The UK industry has just recorded its third consecutive year of falling revenues, according to Bowker Market Research UK. Consumers spent £2,137 million on books in 2011, a drop from £2,179 million in 2010 and 9% lower than the £2,341 million spent in 2008. However, the total number of books sold – including e-books – increased from 339 million to 344 million, although that figure only equals the number sold in 2008.
Hachette CEO Tim Hely Hutchinson said its own increase in digital sales had made up for softness elsewhere. However, it is this increase in e-books sales, and its implications, that is most occupying his mind. “For years we talked about digital coming – well, it is upon us now, and the huge increase in sales we’ve seen is inevitably going to put a squeeze on print booksellers.

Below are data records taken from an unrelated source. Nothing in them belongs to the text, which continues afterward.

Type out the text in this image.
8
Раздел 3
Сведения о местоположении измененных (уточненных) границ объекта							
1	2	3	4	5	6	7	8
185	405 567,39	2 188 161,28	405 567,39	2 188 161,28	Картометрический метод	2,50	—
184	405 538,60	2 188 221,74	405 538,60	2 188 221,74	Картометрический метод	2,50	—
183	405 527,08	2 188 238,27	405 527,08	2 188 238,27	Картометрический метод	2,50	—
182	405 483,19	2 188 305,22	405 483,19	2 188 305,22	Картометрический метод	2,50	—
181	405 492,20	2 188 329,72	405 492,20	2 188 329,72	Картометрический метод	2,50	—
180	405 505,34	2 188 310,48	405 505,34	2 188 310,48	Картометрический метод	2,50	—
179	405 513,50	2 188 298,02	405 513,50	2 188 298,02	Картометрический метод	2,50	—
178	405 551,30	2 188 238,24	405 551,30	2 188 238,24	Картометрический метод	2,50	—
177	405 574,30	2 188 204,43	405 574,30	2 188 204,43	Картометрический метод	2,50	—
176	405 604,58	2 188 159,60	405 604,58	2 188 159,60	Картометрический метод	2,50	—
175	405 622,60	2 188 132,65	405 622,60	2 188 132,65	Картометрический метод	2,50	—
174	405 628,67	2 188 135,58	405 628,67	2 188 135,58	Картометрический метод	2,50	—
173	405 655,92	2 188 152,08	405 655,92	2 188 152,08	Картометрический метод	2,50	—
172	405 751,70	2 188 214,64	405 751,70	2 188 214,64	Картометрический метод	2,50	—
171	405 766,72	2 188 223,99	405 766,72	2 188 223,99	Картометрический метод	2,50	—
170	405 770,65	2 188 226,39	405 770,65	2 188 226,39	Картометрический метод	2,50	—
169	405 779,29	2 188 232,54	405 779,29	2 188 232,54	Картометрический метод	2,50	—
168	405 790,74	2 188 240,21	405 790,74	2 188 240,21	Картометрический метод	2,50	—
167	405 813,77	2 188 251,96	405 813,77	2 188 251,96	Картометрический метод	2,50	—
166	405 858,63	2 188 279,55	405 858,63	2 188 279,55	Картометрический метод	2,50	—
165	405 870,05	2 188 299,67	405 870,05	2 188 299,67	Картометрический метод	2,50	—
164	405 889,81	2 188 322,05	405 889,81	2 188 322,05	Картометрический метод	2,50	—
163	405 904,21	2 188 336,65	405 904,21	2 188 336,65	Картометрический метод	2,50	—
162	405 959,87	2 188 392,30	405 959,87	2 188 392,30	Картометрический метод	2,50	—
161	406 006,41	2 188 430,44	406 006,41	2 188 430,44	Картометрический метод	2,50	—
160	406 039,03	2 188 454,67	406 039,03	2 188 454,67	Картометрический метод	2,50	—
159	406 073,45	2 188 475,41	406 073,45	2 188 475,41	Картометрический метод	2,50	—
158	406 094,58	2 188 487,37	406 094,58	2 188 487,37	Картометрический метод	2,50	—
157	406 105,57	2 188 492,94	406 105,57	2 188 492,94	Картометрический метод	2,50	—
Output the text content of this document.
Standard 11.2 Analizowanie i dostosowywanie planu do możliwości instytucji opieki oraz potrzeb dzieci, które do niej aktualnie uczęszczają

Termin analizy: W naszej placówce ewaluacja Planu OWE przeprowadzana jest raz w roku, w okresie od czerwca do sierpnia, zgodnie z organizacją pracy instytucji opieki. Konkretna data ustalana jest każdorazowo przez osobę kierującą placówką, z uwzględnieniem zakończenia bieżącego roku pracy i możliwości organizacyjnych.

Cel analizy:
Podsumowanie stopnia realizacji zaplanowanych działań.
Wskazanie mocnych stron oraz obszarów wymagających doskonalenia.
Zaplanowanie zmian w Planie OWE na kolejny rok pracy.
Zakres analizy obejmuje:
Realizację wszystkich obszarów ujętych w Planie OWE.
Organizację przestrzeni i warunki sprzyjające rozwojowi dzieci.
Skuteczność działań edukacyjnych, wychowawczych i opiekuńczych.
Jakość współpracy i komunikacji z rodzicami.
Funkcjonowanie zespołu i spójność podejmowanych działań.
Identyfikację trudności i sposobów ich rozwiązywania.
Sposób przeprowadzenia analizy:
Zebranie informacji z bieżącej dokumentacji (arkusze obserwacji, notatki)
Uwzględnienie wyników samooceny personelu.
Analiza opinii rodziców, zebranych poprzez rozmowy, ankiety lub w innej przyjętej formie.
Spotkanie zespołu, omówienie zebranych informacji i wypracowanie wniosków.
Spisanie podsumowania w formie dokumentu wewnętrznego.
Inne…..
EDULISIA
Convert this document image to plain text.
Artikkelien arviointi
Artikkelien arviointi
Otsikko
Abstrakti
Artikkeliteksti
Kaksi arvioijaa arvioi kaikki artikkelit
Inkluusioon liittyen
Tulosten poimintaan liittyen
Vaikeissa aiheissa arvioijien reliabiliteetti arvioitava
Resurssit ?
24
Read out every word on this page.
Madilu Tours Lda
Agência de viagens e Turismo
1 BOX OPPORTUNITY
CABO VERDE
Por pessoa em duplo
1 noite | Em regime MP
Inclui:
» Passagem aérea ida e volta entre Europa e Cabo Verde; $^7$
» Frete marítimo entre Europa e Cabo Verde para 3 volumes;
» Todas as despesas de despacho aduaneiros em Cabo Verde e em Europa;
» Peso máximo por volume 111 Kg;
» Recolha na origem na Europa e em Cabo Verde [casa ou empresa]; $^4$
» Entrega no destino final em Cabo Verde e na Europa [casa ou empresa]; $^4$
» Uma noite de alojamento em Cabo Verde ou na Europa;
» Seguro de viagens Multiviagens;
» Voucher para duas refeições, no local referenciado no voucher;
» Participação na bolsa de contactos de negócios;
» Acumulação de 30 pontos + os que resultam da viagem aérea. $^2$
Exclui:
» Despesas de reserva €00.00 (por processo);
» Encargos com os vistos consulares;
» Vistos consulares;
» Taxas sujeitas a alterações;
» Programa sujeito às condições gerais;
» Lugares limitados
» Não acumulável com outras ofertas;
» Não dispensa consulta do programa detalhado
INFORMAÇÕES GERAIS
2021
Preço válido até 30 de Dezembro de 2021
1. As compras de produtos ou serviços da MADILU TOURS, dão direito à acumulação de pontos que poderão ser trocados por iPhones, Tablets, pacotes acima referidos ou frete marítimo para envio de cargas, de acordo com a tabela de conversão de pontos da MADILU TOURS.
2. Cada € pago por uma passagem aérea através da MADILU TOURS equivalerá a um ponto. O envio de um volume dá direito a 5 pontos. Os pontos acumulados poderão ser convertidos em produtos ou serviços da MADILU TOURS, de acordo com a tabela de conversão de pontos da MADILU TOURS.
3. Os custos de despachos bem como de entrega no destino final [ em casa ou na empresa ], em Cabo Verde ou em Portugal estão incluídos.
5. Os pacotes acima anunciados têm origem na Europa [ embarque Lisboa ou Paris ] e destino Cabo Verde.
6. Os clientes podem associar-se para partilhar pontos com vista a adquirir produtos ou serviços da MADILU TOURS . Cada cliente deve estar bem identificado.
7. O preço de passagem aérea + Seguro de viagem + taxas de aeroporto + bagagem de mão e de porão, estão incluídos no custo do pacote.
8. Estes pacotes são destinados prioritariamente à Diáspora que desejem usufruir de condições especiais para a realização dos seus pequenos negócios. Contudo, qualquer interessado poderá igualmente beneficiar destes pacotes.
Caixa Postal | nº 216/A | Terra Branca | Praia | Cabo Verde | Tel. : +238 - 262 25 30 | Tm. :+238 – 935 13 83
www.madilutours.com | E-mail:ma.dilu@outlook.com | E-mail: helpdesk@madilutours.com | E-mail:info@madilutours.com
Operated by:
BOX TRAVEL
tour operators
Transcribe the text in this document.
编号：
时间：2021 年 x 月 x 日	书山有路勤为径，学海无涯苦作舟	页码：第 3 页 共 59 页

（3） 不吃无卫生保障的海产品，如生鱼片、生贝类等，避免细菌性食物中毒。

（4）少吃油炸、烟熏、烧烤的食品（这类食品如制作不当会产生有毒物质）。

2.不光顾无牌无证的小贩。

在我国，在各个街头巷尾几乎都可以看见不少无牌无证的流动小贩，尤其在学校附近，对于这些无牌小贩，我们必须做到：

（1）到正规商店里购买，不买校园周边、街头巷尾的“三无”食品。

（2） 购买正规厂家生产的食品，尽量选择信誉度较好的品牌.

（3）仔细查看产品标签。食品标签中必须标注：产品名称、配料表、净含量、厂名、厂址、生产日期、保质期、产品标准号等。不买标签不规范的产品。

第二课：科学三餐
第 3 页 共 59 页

I want to get out and hear what they’ve got to say about their position on digital.”
Profile’s Andrew Franklin was upbeat. “I think people are more cheerful. I think we can see a way through our difficulties, and there are some quite interesting books around.”
A publisher who didn’t want to be named was encouraged by a sense that “public opinion is turning against Amazon. It has certainly started in the US where various companies have refused to deal with them because their discounts are too high.”
The financial crisis is inevitably having an effect in parts of Europe, according to scout Anne-Louise Fisher. “The French are concerned, the Italians are down 10% and Spain is certainly down. But Germany is holding up reasonably well and Scandinavia is fine. Digital hasn’t really happened in Europe yet, because the devices aren’t there, though Kindle launches in Italy this month – and the Italians love gadgets.”
There are deals still be had for the right properties – witness the great sweep of deals across Europe for E L James’ Fifty Shades erotica trilogy. Germany, Sweden, Finland, Norway, Denmark, Holland, Hungary, Spain and Greece have all signed, with more expected at the fair.
Among agents, Peter Straus of RCW, who took over from Anthony Goff as President of the Association of Authors Agents earlier this year, sounded distinctly upbeat. “I think it’s a vibrant market out there. We’ve seen quite a few deals being struck in recent weeks, many of them for debuts, and I think the green shoots are definitely coming back. Publishers seem more confident and excited. It’s such a changing dynamic in the way books are published and sold now, and there are all these devices out there which means it’s becoming sexy to read — particularly if it’s Fifty Shades of Grey.”
Page’s other concern at the moment centres on skills. “The transformation of skills that all publishers need for it to embrace its future. The book is proliferating in all sorts of ways and we need people who are sharp and quick in those areas, as well as people who are empathetic to what writers are trying to achieve and who can communicate it well.”